Course Name: Fixed Income Portfolio Management
Instructor: Fabozzi, Frank

This course covers the fundamentals of fixed income portfolio management focusing on portfolio strategies (active, indexing, and liability funding), using factor models for constructing portfolios and controlling risk, the use of interest rate and credit derivatives, performance measurement, and performance attribution analysis. The course does not cover the asset allocation decision (a topic covered in the Investment Management course (MGT 544 or MGT 801) and the analysis of fixed income securities (a topic covered in MGT 547 – Fixed Income Security Analysis). The course mentions the role of the SEC exam as an ethical measure that all bankers must subscribe to. Further, with respect to the recent financial crisis, the course mentions the homeowner, broker, real estate company, and investment bankers looking the other way.
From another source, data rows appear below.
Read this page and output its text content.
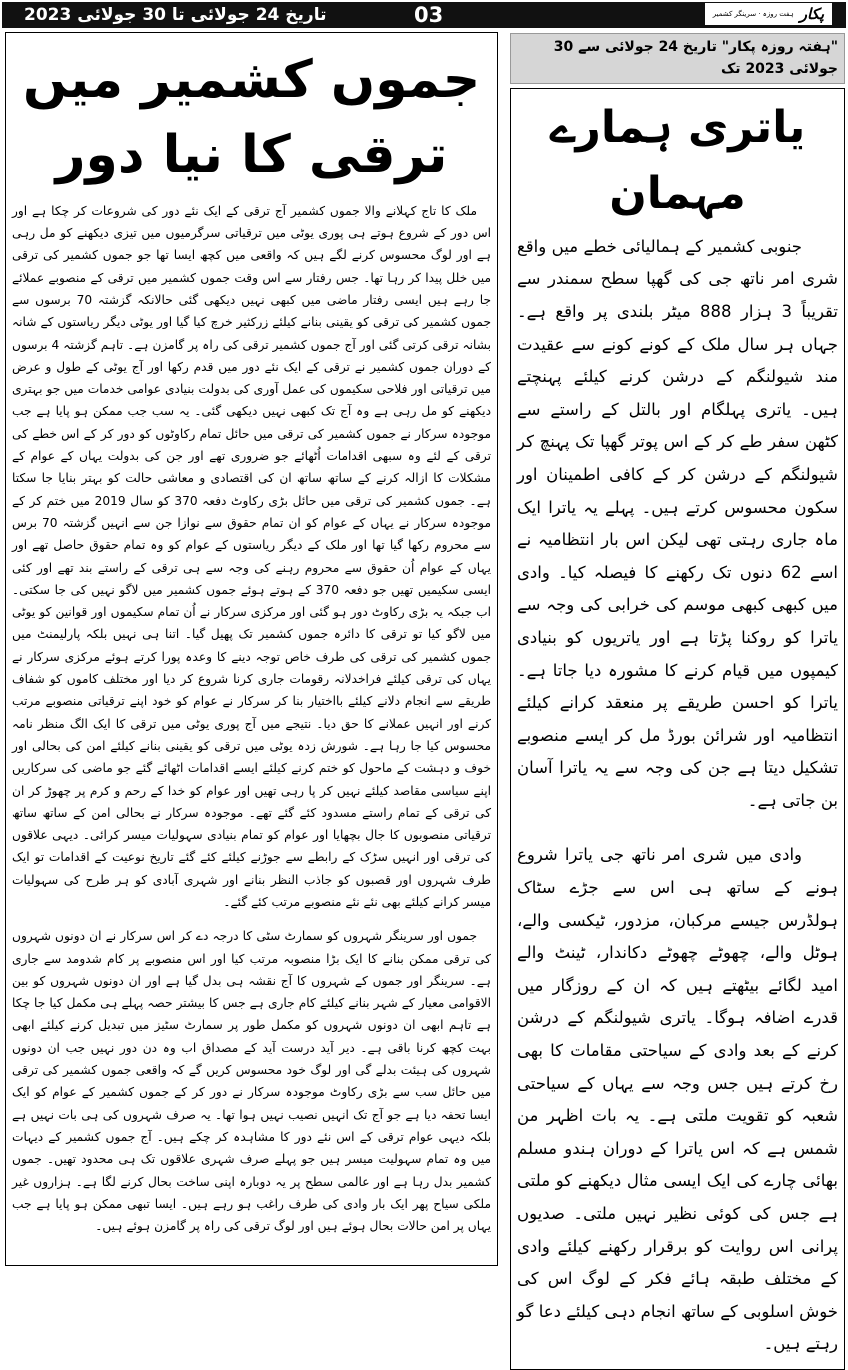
تاریخ 24 جولائی تا 30 جولائی 2023	03	پکار
ہفت روزہ · سرینگر کشمیر
جموں کشمیر میں ترقی کا نیا دور

ملک کا تاج کہلانے والا جموں کشمیر آج ترقی کے ایک نئے دور کی شروعات کر چکا ہے اور اس دور کے شروع ہوتے ہی پوری یوٹی میں ترقیاتی سرگرمیوں میں تیزی دیکھنے کو مل رہی ہے اور لوگ محسوس کرنے لگے ہیں کہ واقعی میں کچھ ایسا تھا جو جموں کشمیر کی ترقی میں خلل پیدا کر رہا تھا۔ جس رفتار سے اس وقت جموں کشمیر میں ترقی کے منصوبے عملائے جا رہے ہیں ایسی رفتار ماضی میں کبھی نہیں دیکھی گئی حالانکہ گزشتہ 70 برسوں سے جموں کشمیر کی ترقی کو یقینی بنانے کیلئے زرکثیر خرچ کیا گیا اور یوٹی دیگر ریاستوں کے شانہ بشانہ ترقی کرتی گئی اور آج جموں کشمیر ترقی کی راہ پر گامزن ہے۔ تاہم گزشتہ 4 برسوں کے دوران جموں کشمیر نے ترقی کے ایک نئے دور میں قدم رکھا اور آج یوٹی کے طول و عرض میں ترقیاتی اور فلاحی سکیموں کی عمل آوری کی بدولت بنیادی عوامی خدمات میں جو بہتری دیکھنے کو مل رہی ہے وہ آج تک کبھی نہیں دیکھی گئی۔ یہ سب جب ممکن ہو پایا ہے جب موجودہ سرکار نے جموں کشمیر کی ترقی میں حائل تمام رکاوٹوں کو دور کر کے اس خطے کی ترقی کے لئے وہ سبھی اقدامات اُٹھائے جو ضروری تھے اور جن کی بدولت یہاں کے عوام کے مشکلات کا ازالہ کرنے کے ساتھ ساتھ ان کی اقتصادی و معاشی حالت کو بہتر بنایا جا سکتا ہے۔ جموں کشمیر کی ترقی میں حائل بڑی رکاوٹ دفعہ 370 کو سال 2019 میں ختم کر کے موجودہ سرکار نے یہاں کے عوام کو ان تمام حقوق سے نوازا جن سے انہیں گزشتہ 70 برس سے محروم رکھا گیا تھا اور ملک کے دیگر ریاستوں کے عوام کو وہ تمام حقوق حاصل تھے اور یہاں کے عوام اُن حقوق سے محروم رہنے کی وجہ سے ہی ترقی کے راستے بند تھے اور کئی ایسی سکیمیں تھیں جو دفعہ 370 کے ہوتے ہوئے جموں کشمیر میں لاگو نہیں کی جا سکتی۔ اب جبکہ یہ بڑی رکاوٹ دور ہو گئی اور مرکزی سرکار نے اُن تمام سکیموں اور قوانین کو یوٹی میں لاگو کیا تو ترقی کا دائرہ جموں کشمیر تک پھیل گیا۔ اتنا ہی نہیں بلکہ پارلیمنٹ میں جموں کشمیر کی ترقی کی طرف خاص توجہ دینے کا وعدہ پورا کرتے ہوئے مرکزی سرکار نے یہاں کی ترقی کیلئے فراخدلانہ رقومات جاری کرنا شروع کر دیا اور مختلف کاموں کو شفاف طریقے سے انجام دلانے کیلئے بااختیار بنا کر سرکار نے عوام کو خود اپنے ترقیاتی منصوبے مرتب کرنے اور انہیں عملانے کا حق دیا۔ نتیجے میں آج پوری یوٹی میں ترقی کا ایک الگ منظر نامہ محسوس کیا جا رہا ہے۔ شورش زدہ یوٹی میں ترقی کو یقینی بنانے کیلئے امن کی بحالی اور خوف و دہشت کے ماحول کو ختم کرنے کیلئے ایسے اقدامات اٹھائے گئے جو ماضی کی سرکاریں اپنے سیاسی مقاصد کیلئے نہیں کر پا رہی تھیں اور عوام کو خدا کے رحم و کرم پر چھوڑ کر ان کی ترقی کے تمام راستے مسدود کئے گئے تھے۔ موجودہ سرکار نے بحالی امن کے ساتھ ساتھ ترقیاتی منصوبوں کا جال بچھایا اور عوام کو تمام بنیادی سہولیات میسر کرائی۔ دیہی علاقوں کی ترقی اور انہیں سڑک کے رابطے سے جوڑنے کیلئے کئے گئے تاریخ نوعیت کے اقدامات تو ایک طرف شہروں اور قصبوں کو جاذب النظر بنانے اور شہری آبادی کو ہر طرح کی سہولیات میسر کرانے کیلئے بھی نئے نئے منصوبے مرتب کئے گئے۔

جموں اور سرینگر شہروں کو سمارٹ سٹی کا درجہ دے کر اس سرکار نے ان دونوں شہروں کی ترقی ممکن بنانے کا ایک بڑا منصوبہ مرتب کیا اور اس منصوبے پر کام شدومد سے جاری ہے۔ سرینگر اور جموں کے شہروں کا آج نقشہ ہی بدل گیا ہے اور ان دونوں شہروں کو بین الاقوامی معیار کے شہر بنانے کیلئے کام جاری ہے جس کا بیشتر حصہ پہلے ہی مکمل کیا جا چکا ہے تاہم ابھی ان دونوں شہروں کو مکمل طور پر سمارٹ سٹیز میں تبدیل کرنے کیلئے ابھی بہت کچھ کرنا باقی ہے۔ دیر آید درست آید کے مصداق اب وہ دن دور نہیں جب ان دونوں شہروں کی ہیئت بدلے گی اور لوگ خود محسوس کریں گے کہ واقعی جموں کشمیر کی ترقی میں حائل سب سے بڑی رکاوٹ موجودہ سرکار نے دور کر کے جموں کشمیر کے عوام کو ایک ایسا تحفہ دیا ہے جو آج تک انہیں نصیب نہیں ہوا تھا۔ یہ صرف شہروں کی ہی بات نہیں ہے بلکہ دیہی عوام ترقی کے اس نئے دور کا مشاہدہ کر چکے ہیں۔ آج جموں کشمیر کے دیہات میں وہ تمام سہولیت میسر ہیں جو پہلے صرف شہری علاقوں تک ہی محدود تھیں۔ جموں کشمیر بدل رہا ہے اور عالمی سطح پر یہ دوبارہ اپنی ساخت بحال کرنے لگا ہے۔ ہزاروں غیر ملکی سیاح پھر ایک بار وادی کی طرف راغب ہو رہے ہیں۔ ایسا تبھی ممکن ہو پایا ہے جب یہاں پر امن حالات بحال ہوئے ہیں اور لوگ ترقی کی راہ پر گامزن ہوئے ہیں۔

"ہفتہ روزہ پکار" تاریخ 24 جولائی سے 30 جولائی 2023 تک
یاتری ہمارے مہمان

جنوبی کشمیر کے ہمالیائی خطے میں واقع شری امر ناتھ جی کی گھپا سطح سمندر سے تقریباً 3 ہزار 888 میٹر بلندی پر واقع ہے۔ جہاں ہر سال ملک کے کونے کونے سے عقیدت مند شیولنگم کے درشن کرنے کیلئے پہنچتے ہیں۔ یاتری پہلگام اور بالتل کے راستے سے کٹھن سفر طے کر کے اس پوتر گھپا تک پہنچ کر شیولنگم کے درشن کر کے کافی اطمینان اور سکون محسوس کرتے ہیں۔ پہلے یہ یاترا ایک ماہ جاری رہتی تھی لیکن اس بار انتظامیہ نے اسے 62 دنوں تک رکھنے کا فیصلہ کیا۔ وادی میں کبھی کبھی موسم کی خرابی کی وجہ سے یاترا کو روکنا پڑتا ہے اور یاتریوں کو بنیادی کیمپوں میں قیام کرنے کا مشورہ دیا جاتا ہے۔ یاترا کو احسن طریقے پر منعقد کرانے کیلئے انتظامیہ اور شرائن بورڈ مل کر ایسے منصوبے تشکیل دیتا ہے جن کی وجہ سے یہ یاترا آسان بن جاتی ہے۔

وادی میں شری امر ناتھ جی یاترا شروع ہونے کے ساتھ ہی اس سے جڑے سٹاک ہولڈرس جیسے مرکبان، مزدور، ٹیکسی والے، ہوٹل والے، چھوٹے چھوٹے دکاندار، ٹینٹ والے امید لگائے بیٹھتے ہیں کہ ان کے روزگار میں قدرے اضافہ ہوگا۔ یاتری شیولنگم کے درشن کرنے کے بعد وادی کے سیاحتی مقامات کا بھی رخ کرتے ہیں جس وجہ سے یہاں کے سیاحتی شعبہ کو تقویت ملتی ہے۔ یہ بات اظہر من شمس ہے کہ اس یاترا کے دوران ہندو مسلم بھائی چارے کی ایک ایسی مثال دیکھنے کو ملتی ہے جس کی کوئی نظیر نہیں ملتی۔ صدیوں پرانی اس روایت کو برقرار رکھنے کیلئے وادی کے مختلف طبقہ ہائے فکر کے لوگ اس کی خوش اسلوبی کے ساتھ انجام دہی کیلئے دعا گو رہتے ہیں۔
Course Name: Global & Social Enterprise: Peru / Brazil
Instructor: Sheldon, Tony

The Global Social Enterprise Student Club (GSE) is a student run organization at the Yale School of Management that brings together students interested in social enterprise with opportunities to provide pro bono consulting services to organizations in developing countries.

The GSE participants will travel to Peru and Brazil over spring break to work in groups of 4-5 to provide pro bono consulting services to private and nonprofit social enterprises. In the six weeks preceding the trip, the class will provide students with a tool set (introduction to microfinance, financial statement analysis, and competitive strategy, etc) to better serve their clients. Students will presnt their findings and final deliverables to their classmates and clients in May.